We are an idea in the mind of God. We are, as the Hindus say, the dream of God. Or better, we are God dreaming. The creation you and I experience is a cosmic game of hide of seek with God hiding from himself and then finding himself which ends the game for a few millennia until God starts playing all over again. We know this intuitively which is why one of the earliest games babies learn to play is peek-a-boo: now you’re here, now you’re not.
The second creation story reminds us that we are not (as the first story might suggest) alien to the earth, but fully of it. This is just the opposite of the Christian call to be in the world but not of the world. Genesis 2 says we are of the world, literally. We are the clay of the earth made self-conscious. To me this means that we are the way life comes to know itself divine. We are the way nature cares for the poor, the homeless, and the hungry. Unfortunately we are also the way nature produces poverty, homelessness, and starvation. There is nothing we can do about that. We are both the problem and the solution.
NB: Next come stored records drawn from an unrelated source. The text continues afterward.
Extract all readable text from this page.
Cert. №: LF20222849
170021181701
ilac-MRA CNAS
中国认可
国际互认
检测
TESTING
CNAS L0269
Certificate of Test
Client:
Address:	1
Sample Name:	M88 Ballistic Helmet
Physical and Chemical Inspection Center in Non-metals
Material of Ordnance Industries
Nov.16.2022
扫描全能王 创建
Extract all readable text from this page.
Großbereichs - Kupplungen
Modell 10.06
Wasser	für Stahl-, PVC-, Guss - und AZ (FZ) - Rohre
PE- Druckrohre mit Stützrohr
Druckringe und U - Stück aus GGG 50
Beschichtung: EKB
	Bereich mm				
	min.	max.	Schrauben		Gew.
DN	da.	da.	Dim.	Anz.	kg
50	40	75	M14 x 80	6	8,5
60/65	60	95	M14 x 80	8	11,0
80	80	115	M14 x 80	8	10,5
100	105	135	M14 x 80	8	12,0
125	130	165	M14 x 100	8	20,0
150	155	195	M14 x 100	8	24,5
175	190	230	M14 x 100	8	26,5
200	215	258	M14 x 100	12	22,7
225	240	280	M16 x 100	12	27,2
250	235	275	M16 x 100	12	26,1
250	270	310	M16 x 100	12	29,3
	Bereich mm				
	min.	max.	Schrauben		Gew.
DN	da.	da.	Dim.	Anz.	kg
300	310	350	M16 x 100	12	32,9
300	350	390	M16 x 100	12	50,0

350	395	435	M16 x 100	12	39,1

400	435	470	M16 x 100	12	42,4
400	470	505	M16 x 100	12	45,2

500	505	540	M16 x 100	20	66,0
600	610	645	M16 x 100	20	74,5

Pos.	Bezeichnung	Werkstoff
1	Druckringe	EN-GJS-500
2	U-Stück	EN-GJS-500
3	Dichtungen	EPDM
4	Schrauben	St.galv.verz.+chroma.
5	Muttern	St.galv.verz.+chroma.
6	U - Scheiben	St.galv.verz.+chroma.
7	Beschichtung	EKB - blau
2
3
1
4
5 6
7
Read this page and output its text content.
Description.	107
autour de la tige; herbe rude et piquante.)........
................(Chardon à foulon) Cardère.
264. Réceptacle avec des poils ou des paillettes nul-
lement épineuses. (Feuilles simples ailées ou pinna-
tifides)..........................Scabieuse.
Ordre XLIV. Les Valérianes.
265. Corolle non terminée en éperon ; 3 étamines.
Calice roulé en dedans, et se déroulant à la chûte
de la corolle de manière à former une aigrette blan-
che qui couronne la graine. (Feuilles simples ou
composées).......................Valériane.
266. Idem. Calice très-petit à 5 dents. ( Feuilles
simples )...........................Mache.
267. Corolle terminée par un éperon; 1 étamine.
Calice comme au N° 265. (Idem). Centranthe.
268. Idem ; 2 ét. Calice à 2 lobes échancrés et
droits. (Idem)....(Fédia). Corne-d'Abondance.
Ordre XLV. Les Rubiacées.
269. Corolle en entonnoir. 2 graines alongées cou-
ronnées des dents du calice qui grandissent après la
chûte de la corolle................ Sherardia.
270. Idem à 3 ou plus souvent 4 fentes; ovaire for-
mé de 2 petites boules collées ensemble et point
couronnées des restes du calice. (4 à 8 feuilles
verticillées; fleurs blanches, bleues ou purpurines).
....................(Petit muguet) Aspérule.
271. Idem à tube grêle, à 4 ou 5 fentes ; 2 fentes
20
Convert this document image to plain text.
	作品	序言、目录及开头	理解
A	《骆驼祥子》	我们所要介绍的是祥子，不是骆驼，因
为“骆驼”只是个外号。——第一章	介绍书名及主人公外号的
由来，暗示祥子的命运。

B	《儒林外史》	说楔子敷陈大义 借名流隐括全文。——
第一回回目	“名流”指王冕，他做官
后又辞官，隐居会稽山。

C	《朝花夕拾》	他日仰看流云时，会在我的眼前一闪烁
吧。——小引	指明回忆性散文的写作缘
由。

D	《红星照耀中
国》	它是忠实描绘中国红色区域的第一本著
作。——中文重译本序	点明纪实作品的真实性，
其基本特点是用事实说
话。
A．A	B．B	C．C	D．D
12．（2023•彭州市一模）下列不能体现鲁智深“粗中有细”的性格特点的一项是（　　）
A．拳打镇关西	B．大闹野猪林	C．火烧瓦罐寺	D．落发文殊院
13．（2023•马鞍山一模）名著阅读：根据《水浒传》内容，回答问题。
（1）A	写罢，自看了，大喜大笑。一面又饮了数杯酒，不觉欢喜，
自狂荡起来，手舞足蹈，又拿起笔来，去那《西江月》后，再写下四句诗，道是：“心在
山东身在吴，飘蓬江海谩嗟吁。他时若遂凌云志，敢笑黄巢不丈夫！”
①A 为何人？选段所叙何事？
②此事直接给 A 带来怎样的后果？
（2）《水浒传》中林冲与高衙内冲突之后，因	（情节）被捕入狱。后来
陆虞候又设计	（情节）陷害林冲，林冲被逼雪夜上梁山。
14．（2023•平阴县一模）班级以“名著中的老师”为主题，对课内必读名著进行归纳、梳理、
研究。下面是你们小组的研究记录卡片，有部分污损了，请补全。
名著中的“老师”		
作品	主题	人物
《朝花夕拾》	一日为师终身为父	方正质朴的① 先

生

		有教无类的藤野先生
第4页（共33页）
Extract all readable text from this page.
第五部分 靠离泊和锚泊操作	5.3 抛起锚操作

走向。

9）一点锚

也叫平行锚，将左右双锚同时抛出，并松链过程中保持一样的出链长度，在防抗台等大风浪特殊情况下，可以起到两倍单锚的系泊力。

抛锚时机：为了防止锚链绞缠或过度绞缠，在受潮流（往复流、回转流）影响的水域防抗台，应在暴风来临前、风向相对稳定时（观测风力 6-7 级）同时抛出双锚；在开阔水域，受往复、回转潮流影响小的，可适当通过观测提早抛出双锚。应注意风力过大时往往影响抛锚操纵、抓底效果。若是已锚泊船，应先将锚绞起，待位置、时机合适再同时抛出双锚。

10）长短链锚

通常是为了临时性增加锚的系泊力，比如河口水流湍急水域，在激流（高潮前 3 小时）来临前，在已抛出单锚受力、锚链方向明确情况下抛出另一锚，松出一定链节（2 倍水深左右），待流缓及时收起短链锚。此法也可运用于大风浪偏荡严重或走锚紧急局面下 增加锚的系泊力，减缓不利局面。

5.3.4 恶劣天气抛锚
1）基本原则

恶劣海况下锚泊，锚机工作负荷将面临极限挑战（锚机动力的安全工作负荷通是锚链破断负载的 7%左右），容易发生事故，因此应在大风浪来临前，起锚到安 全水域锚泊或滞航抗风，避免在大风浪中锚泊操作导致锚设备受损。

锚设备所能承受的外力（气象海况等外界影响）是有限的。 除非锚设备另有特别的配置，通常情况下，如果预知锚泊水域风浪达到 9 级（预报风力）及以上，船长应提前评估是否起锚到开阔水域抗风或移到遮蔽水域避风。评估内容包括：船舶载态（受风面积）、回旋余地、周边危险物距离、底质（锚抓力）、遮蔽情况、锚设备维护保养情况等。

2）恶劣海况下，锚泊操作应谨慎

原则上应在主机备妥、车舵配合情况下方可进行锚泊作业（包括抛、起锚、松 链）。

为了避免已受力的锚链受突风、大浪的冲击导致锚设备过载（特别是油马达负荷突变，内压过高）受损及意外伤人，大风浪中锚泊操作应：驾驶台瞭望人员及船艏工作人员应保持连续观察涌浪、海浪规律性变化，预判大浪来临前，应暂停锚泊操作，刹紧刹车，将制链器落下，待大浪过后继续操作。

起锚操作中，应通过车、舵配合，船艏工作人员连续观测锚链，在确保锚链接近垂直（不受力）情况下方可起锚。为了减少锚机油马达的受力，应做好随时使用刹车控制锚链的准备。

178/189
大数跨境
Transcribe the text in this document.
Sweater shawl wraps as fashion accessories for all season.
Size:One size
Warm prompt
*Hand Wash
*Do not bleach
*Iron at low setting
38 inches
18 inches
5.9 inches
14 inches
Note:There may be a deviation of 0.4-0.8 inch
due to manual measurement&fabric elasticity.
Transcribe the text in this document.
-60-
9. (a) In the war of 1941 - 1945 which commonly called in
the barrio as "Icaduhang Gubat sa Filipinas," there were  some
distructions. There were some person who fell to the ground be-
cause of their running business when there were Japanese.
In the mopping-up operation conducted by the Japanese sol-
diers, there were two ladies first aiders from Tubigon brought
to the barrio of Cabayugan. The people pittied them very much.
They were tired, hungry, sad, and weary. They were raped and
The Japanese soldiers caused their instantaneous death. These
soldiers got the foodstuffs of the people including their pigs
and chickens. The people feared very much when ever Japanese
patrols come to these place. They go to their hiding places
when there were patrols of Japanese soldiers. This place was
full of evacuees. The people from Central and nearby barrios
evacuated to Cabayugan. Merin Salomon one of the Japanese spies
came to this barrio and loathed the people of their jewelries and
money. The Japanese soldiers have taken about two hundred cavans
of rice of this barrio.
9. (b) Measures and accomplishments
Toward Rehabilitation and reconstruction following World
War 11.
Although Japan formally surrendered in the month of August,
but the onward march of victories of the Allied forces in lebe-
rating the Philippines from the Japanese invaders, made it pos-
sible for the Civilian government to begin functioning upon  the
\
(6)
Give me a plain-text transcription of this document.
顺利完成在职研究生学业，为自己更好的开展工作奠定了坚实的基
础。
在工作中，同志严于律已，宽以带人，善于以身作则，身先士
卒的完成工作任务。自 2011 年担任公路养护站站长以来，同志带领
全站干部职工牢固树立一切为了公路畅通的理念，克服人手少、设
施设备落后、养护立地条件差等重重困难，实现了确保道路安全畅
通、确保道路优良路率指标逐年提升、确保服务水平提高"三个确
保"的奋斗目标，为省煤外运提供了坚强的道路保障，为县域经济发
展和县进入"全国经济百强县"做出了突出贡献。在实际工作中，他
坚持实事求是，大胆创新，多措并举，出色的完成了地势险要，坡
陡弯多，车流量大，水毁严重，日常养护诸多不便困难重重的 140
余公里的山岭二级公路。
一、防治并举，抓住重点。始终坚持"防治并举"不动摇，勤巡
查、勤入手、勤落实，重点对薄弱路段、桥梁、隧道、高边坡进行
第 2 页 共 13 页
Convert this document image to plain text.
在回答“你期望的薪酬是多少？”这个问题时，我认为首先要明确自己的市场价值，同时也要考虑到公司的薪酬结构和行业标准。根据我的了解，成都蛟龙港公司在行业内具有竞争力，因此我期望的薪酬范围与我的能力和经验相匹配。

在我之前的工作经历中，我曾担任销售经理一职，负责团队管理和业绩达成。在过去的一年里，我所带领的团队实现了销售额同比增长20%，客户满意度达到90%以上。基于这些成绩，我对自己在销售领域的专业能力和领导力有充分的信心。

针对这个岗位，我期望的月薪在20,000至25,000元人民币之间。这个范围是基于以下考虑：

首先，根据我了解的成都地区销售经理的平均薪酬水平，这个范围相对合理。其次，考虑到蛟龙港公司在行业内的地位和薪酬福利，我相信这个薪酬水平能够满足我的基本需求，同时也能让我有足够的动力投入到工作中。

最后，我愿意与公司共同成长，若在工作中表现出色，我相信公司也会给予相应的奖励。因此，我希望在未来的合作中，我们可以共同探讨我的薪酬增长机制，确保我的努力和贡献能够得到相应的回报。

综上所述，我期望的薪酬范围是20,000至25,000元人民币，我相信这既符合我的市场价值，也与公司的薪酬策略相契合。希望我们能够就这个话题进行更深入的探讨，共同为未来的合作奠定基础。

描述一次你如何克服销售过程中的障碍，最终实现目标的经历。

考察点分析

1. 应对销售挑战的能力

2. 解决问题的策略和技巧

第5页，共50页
But there is a third creation myth in the Bible. In Psalm 139:13 we learn that God knits us together in our mothers’ wombs. I love this image for several reasons. First, the Knitting God just cannot be the angry, imperial, and dysfunctional Lord God running around creating life, drowning life, and proclaiming fatwas and jihads against anyone who crosses the Chosen people. With the exception of Madame Lafarge, knitting is done with love, not malice.
Second, the Knitting God is God as Mother and Grandmother, a welcome alternative to God the Father. In my family women knit, men fart. This image of the Great Mother God knitting me into existence is so loving. I have God’s full attention, and better, I am the result of God’s full attention.
Third, knitting is an image quite different from breathing life into a blow-up doll. When you knit you take different threads and weave them together. The more complex the pattern, the more glorious the piece. Given the excitement around string theory in physics, I can imagine God knitting the strings of existence together in an infinite array of more and less complex patterns eventually knitting a sweater and pants set that thinks and can knit its own socks!